Mostly lost in the coverage of the CNOOC-Nexen deal and the clampdown on state-owned companies in the oil sands is the Chinese oil giant's decision to agree to list shares on the Toronto Stock Exchange.

Imposing such a condition to meet the infamous "net benefit" test for foreign investment is a first for Ottawa, says Oliver Borgers, a lawyer with McCarthy Tétrault LLP in Toronto. And it could be a sign that the government will seek similar concessions from other state-owned enterprises looking to make major acquisitions here, he says.

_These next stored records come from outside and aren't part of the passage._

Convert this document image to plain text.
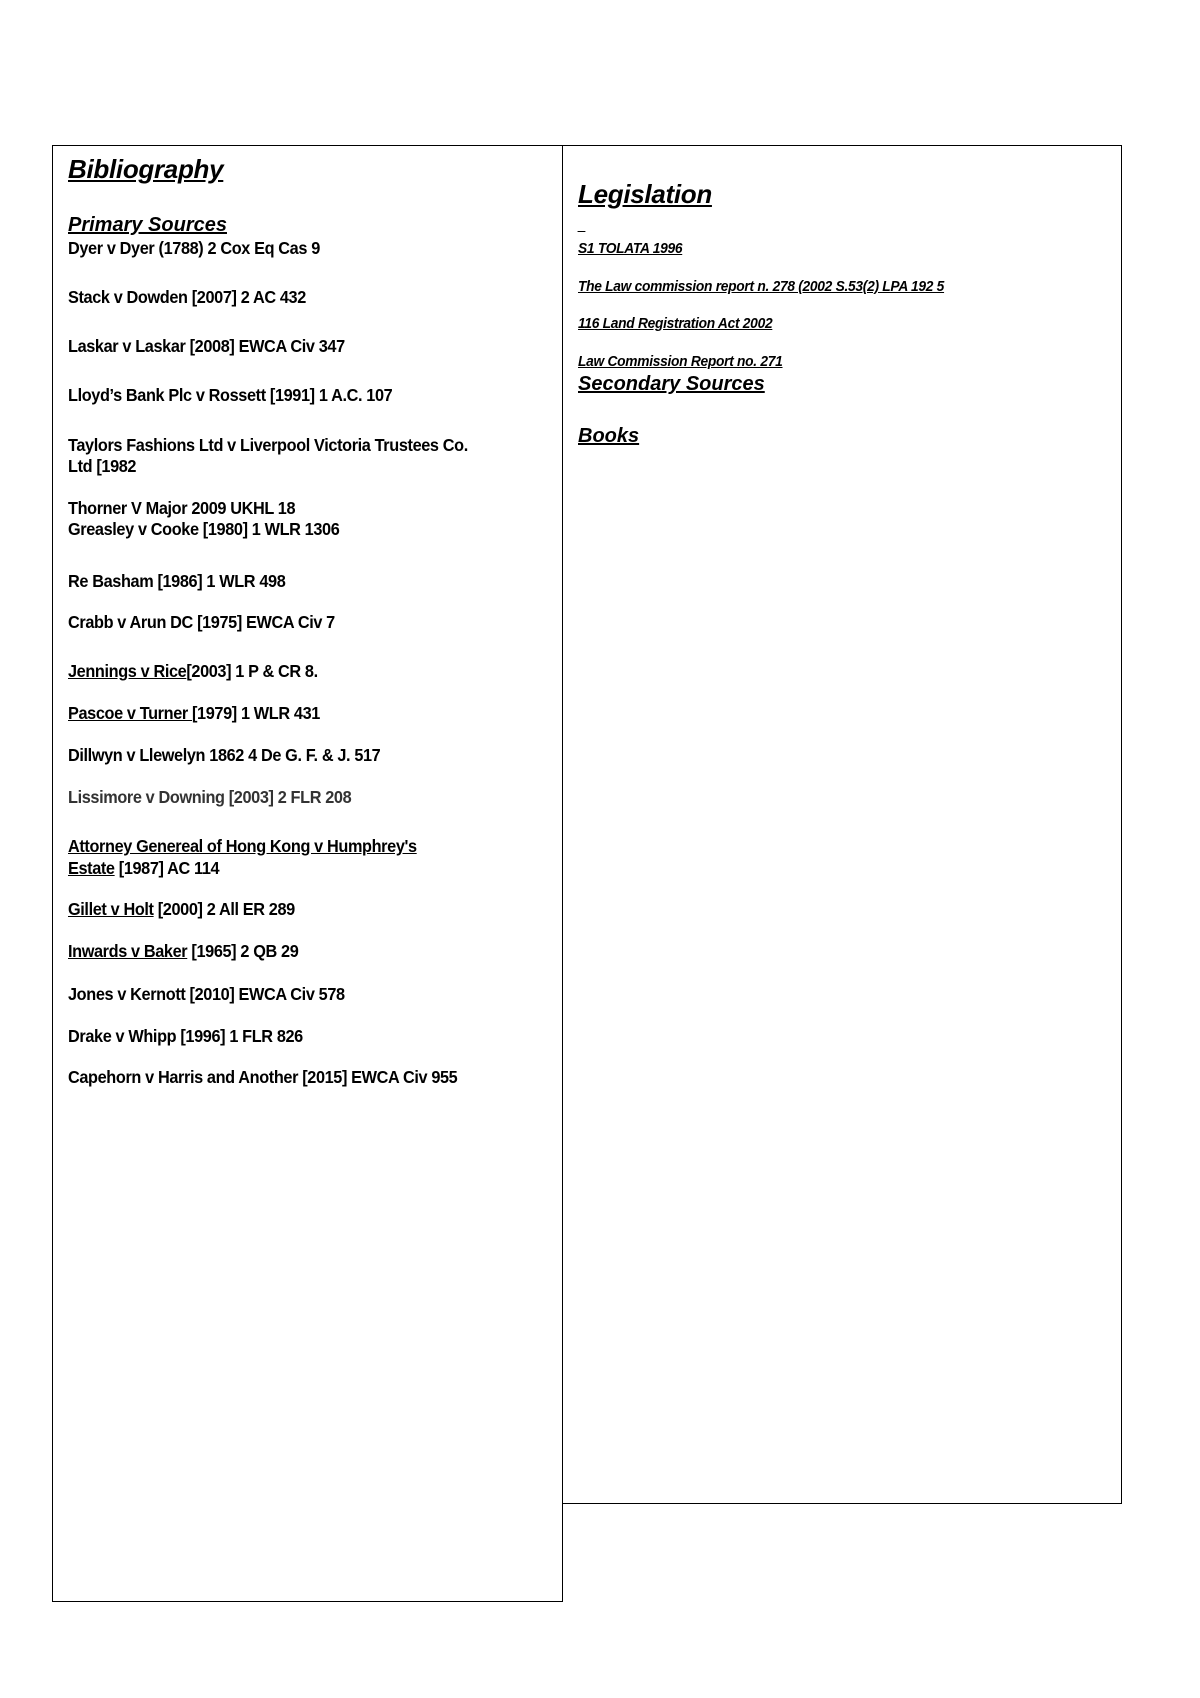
Bibliography
Primary Sources
Dyer v Dyer (1788) 2 Cox Eq Cas 9
Stack v Dowden [2007] 2 AC 432
Laskar v Laskar [2008] EWCA Civ 347
Lloyd’s Bank Plc v Rossett [1991] 1 A.C. 107
Taylors Fashions Ltd v Liverpool Victoria Trustees Co.
Ltd [1982
Thorner V Major 2009 UKHL 18
Greasley v Cooke [1980] 1 WLR 1306
Re Basham [1986] 1 WLR 498
Crabb v Arun DC [1975] EWCA Civ 7
Jennings v Rice[2003] 1 P & CR 8.
Pascoe v Turner [1979] 1 WLR 431
Dillwyn v Llewelyn 1862 4 De G. F. & J. 517
Lissimore v Downing [2003] 2 FLR 208
Attorney Genereal of Hong Kong v Humphrey's
Estate [1987] AC 114
Gillet v Holt [2000] 2 All ER 289
Inwards v Baker [1965] 2 QB 29
Jones v Kernott [2010] EWCA Civ 578
Drake v Whipp [1996] 1 FLR 826
Capehorn v Harris and Another [2015] EWCA Civ 955
Legislation
_
S1 TOLATA 1996
The Law commission report n. 278 (2002 S.53(2) LPA 192 5
116 Land Registration Act 2002
Law Commission Report no. 271
Secondary Sources
Books
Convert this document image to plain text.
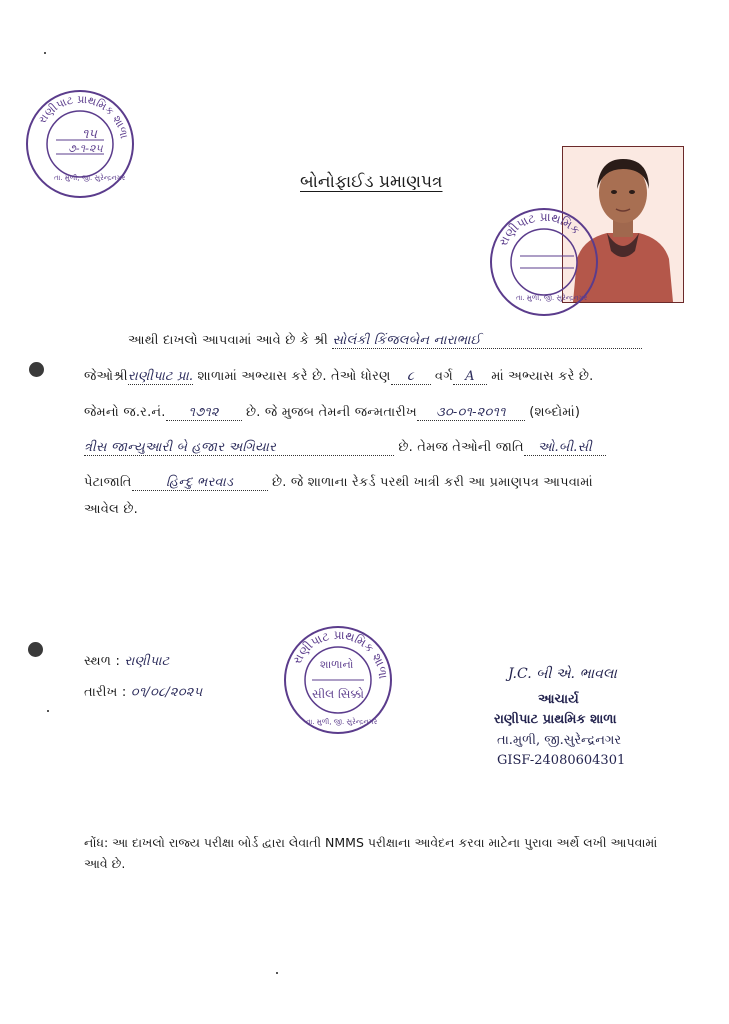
રાણીપાટ પ્રાથમિક શાળા
૧૫
૭-૧-૨૫
તા. મુળી, જી. સુરેન્દ્રનગર	બોનોફાઈડ પ્રમાણપત્ર
રાણીપાટ પ્રાથમિક
તા. મુળી, જી. સુરેન્દ્રનગર
આથી દાખલો આપવામાં આવે છે કે શ્રી સોલંકી કિંજલબેન નારાભાઈ
જેઓશ્રીરાણીપાટ પ્રા. શાળામાં અભ્યાસ કરે છે. તેઓ ધોરણ ૮ વર્ગ A માં અભ્યાસ કરે છે.
જેમનો જ.ર.નં. ૧૭૧૨ છે. જે મુજબ તેમની જન્મતારીખ ૩૦-૦૧-૨૦૧૧ (શબ્દોમાં)
ત્રીસ જાન્યુઆરી બે હજાર અગિયાર	છે. તેમજ તેઓની જાતિ ઓ.બી.સી
પેટાજાતિ	હિન્દુ ભરવાડ	છે. જે શાળાના રેકર્ડ પરથી ખાત્રી કરી આ પ્રમાણપત્ર આપવામાં
આવેલ છે.
સ્થળ : રાણીપાટ
તારીખ : ૦૧/૦૮/૨૦૨૫
રાણીપાટ પ્રાથમિક શાળા
શાળાનો
સીલ સિક્કો
તા. મુળી, જી. સુરેન્દ્રનગર
J.C. બી એ. ભાવલા
આચાર્ય
રાણીપાટ પ્રાથમિક શાળા
તા.મુળી, જી.સુરેન્દ્રનગર
GISF-24080604301
નોંધ: આ દાખલો રાજ્ય પરીક્ષા બોર્ડ દ્વારા લેવાતી NMMS પરીક્ષાના આવેદન કરવા માટેના પુરાવા અર્થે લખી આપવામાં આવે છે.
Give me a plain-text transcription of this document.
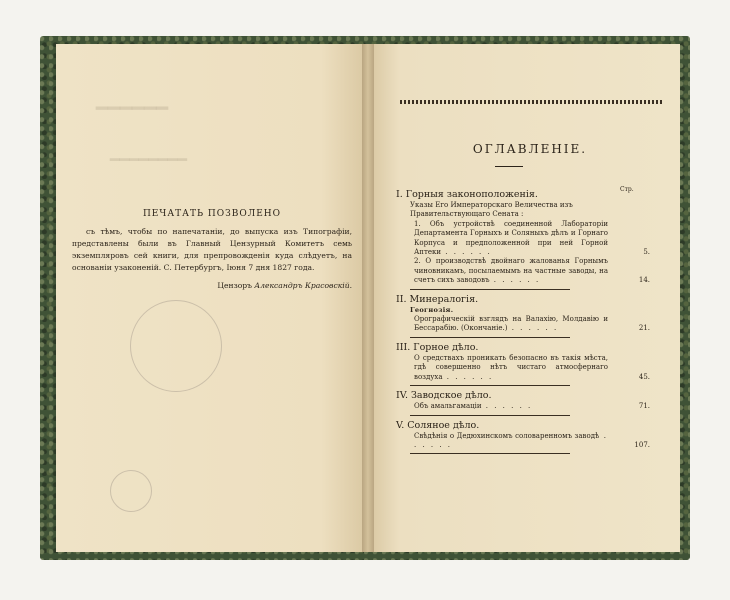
━━━━━━
━━━━━━━━
ПЕЧАТАТЬ ПОЗВОЛЕНО
съ тѣмъ, чтобы по напечатаніи, до выпуска изъ Типографіи, представлены были въ Главный Цензурный Комитетъ семь экземпляровъ сей книги, для препровожденія куда слѣдуетъ, на основаніи узаконеній. С. Петербургъ, Іюня 7 дня 1827 года.
Цензоръ Александръ Красовскій.
ОГЛАВЛЕНІЕ.
Стр.
I. Горныя законоположенія.
Указы Его Императорскаго Величества изъ Правительствующаго Сената :
1. Объ устройствѣ соединенной Лабораторіи Департамента Горныхъ и Соляныхъ дѣлъ и Горнаго Корпуса и предположенной при ней Горной Аптеки . . . . . .	5.
2. О производствѣ двойнаго жалованья Горнымъ чиновникамъ, посылаемымъ на частные заводы, на счетъ сихъ заводовъ . . . . . .	14.
II. Минералогія.
Геогнозія.
Орографическій взглядъ на Валахію, Молдавію и Бессарабію. (Окончаніе.) . . . . . .	21.
III. Горное дѣло.
О средствахъ проникать безопасно въ такія мѣста, гдѣ совершенно нѣтъ чистаго атмосфернаго воздуха . . . . . .	45.
IV. Заводское дѣло.
Объ амальгамаціи . . . . . .	71.
V. Соляное дѣло.
Свѣдѣнія о Дедюхинскомъ соловаренномъ заводѣ . . . . . .	107.
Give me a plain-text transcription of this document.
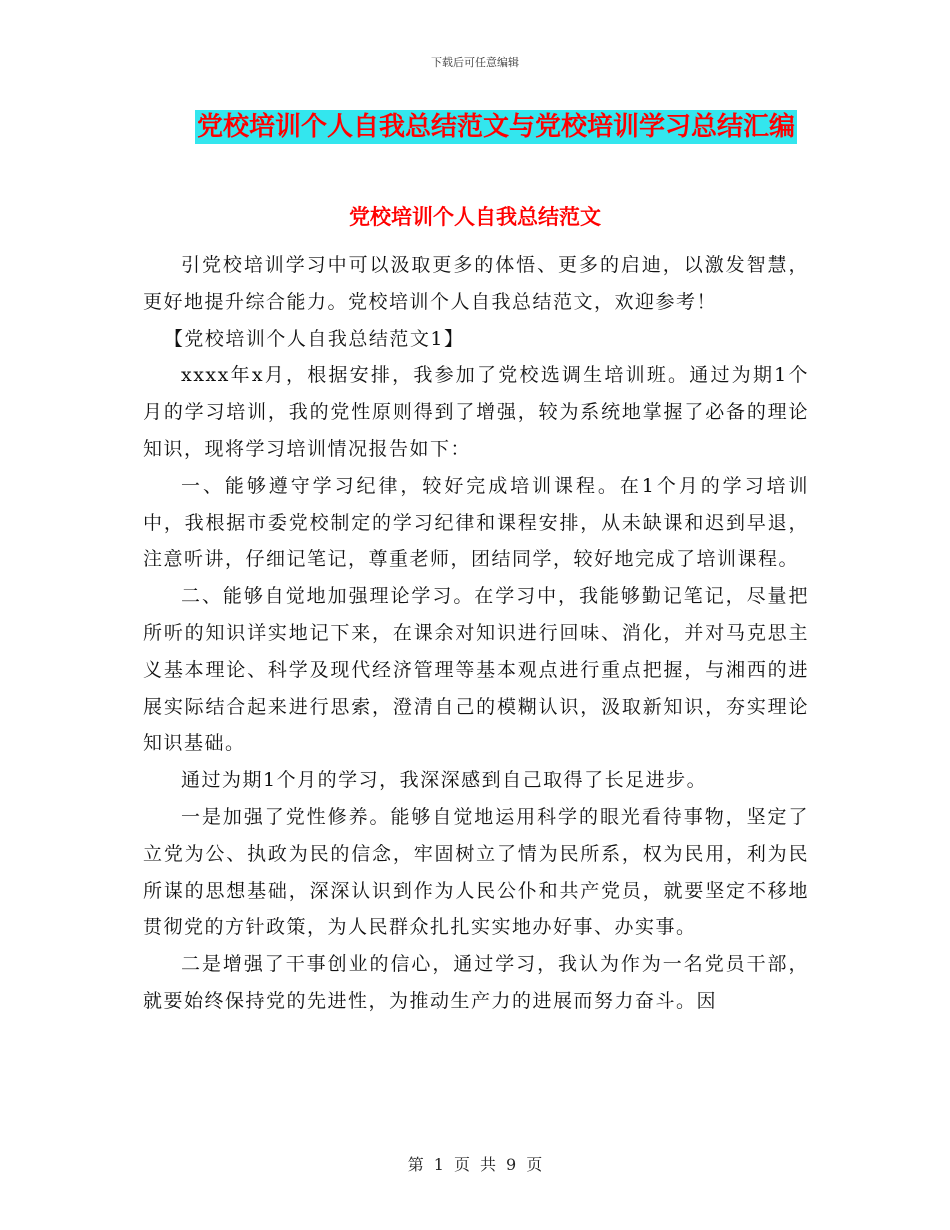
下载后可任意编辑
党校培训个人自我总结范文与党校培训学习总结汇编
党校培训个人自我总结范文

引党校培训学习中可以汲取更多的体悟、更多的启迪，以激发智慧，更好地提升综合能力。党校培训个人自我总结范文，欢迎参考！

【党校培训个人自我总结范文1】

xxxx年x月，根据安排，我参加了党校选调生培训班。通过为期1个月的学习培训，我的党性原则得到了增强，较为系统地掌握了必备的理论知识，现将学习培训情况报告如下：

一、能够遵守学习纪律，较好完成培训课程。在1个月的学习培训中，我根据市委党校制定的学习纪律和课程安排，从未缺课和迟到早退，注意听讲，仔细记笔记，尊重老师，团结同学，较好地完成了培训课程。

二、能够自觉地加强理论学习。在学习中，我能够勤记笔记，尽量把所听的知识详实地记下来，在课余对知识进行回味、消化，并对马克思主义基本理论、科学及现代经济管理等基本观点进行重点把握，与湘西的进展实际结合起来进行思索，澄清自己的模糊认识，汲取新知识，夯实理论知识基础。

通过为期1个月的学习，我深深感到自己取得了长足进步。

一是加强了党性修养。能够自觉地运用科学的眼光看待事物，坚定了立党为公、执政为民的信念，牢固树立了情为民所系，权为民用，利为民所谋的思想基础，深深认识到作为人民公仆和共产党员，就要坚定不移地贯彻党的方针政策，为人民群众扎扎实实地办好事、办实事。

二是增强了干事创业的信心，通过学习，我认为作为一名党员干部，就要始终保持党的先进性，为推动生产力的进展而努力奋斗。因

第 1 页 共 9 页
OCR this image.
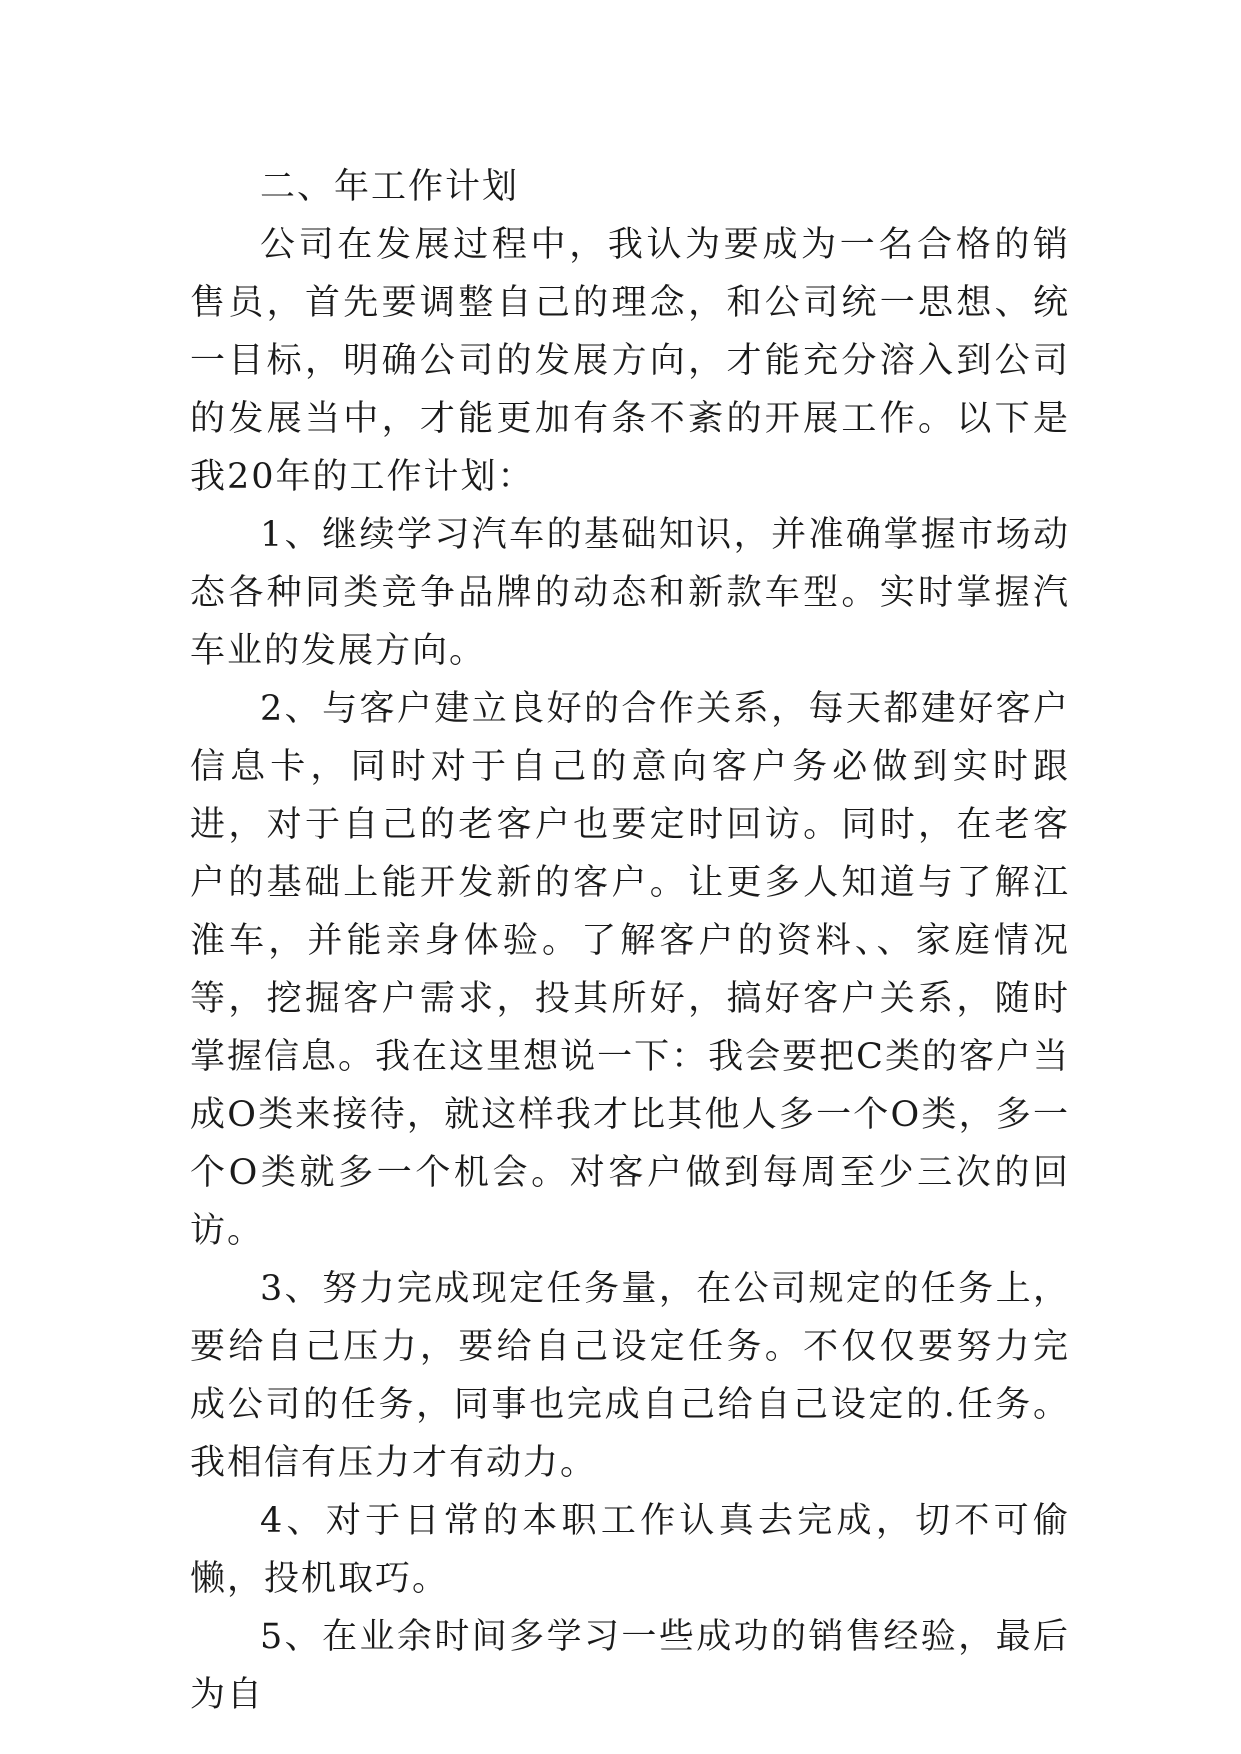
二、年工作计划

公司在发展过程中，我认为要成为一名合格的销售员，首先要调整自己的理念，和公司统一思想、统一目标，明确公司的发展方向，才能充分溶入到公司的发展当中，才能更加有条不紊的开展工作。以下是我20年的工作计划：

1、继续学习汽车的基础知识，并准确掌握市场动态各种同类竞争品牌的动态和新款车型。实时掌握汽车业的发展方向。

2、与客户建立良好的合作关系，每天都建好客户信息卡，同时对于自己的意向客户务必做到实时跟进，对于自己的老客户也要定时回访。同时，在老客户的基础上能开发新的客户。让更多人知道与了解江淮车，并能亲身体验。了解客户的资料、、家庭情况等，挖掘客户需求，投其所好，搞好客户关系，随时掌握信息。我在这里想说一下：我会要把C类的客户当成O类来接待，就这样我才比其他人多一个O类，多一个O类就多一个机会。对客户做到每周至少三次的回访。

3、努力完成现定任务量，在公司规定的任务上，要给自己压力，要给自己设定任务。不仅仅要努力完成公司的任务，同事也完成自己给自己设定的.任务。我相信有压力才有动力。

4、对于日常的本职工作认真去完成，切不可偷懒，投机取巧。

5、在业余时间多学习一些成功的销售经验，最后为自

The listing has almost nothing to do with raising capital, Mr. Borgers points out, since CNOOC is swimming in capital already. Very few shares in the $95-billion company will be floated here. Mr. Borgers says it is all about enforcing a level of transparency on CNOOC, making it subject to Ontario's securities regime and requiring it to file annual reports and other disclosure.

Mr. Borgers said Investment Canada officials used to often ask foreign investors whose deals were under review to list on the TSX. But the government rarely insisted on it. Now, at least for state-owned enterprises (SOEs) like CNOOC, this may be changing, he said.

"I think this is going to motivate them to do this more often," Mr. Borgers said of Investment Canada. "Maybe even in non SOE-deals, I don't know. ... They are going to be asked to list, and if they resist, I suspect CNOOC will be used as an example and as a precedent."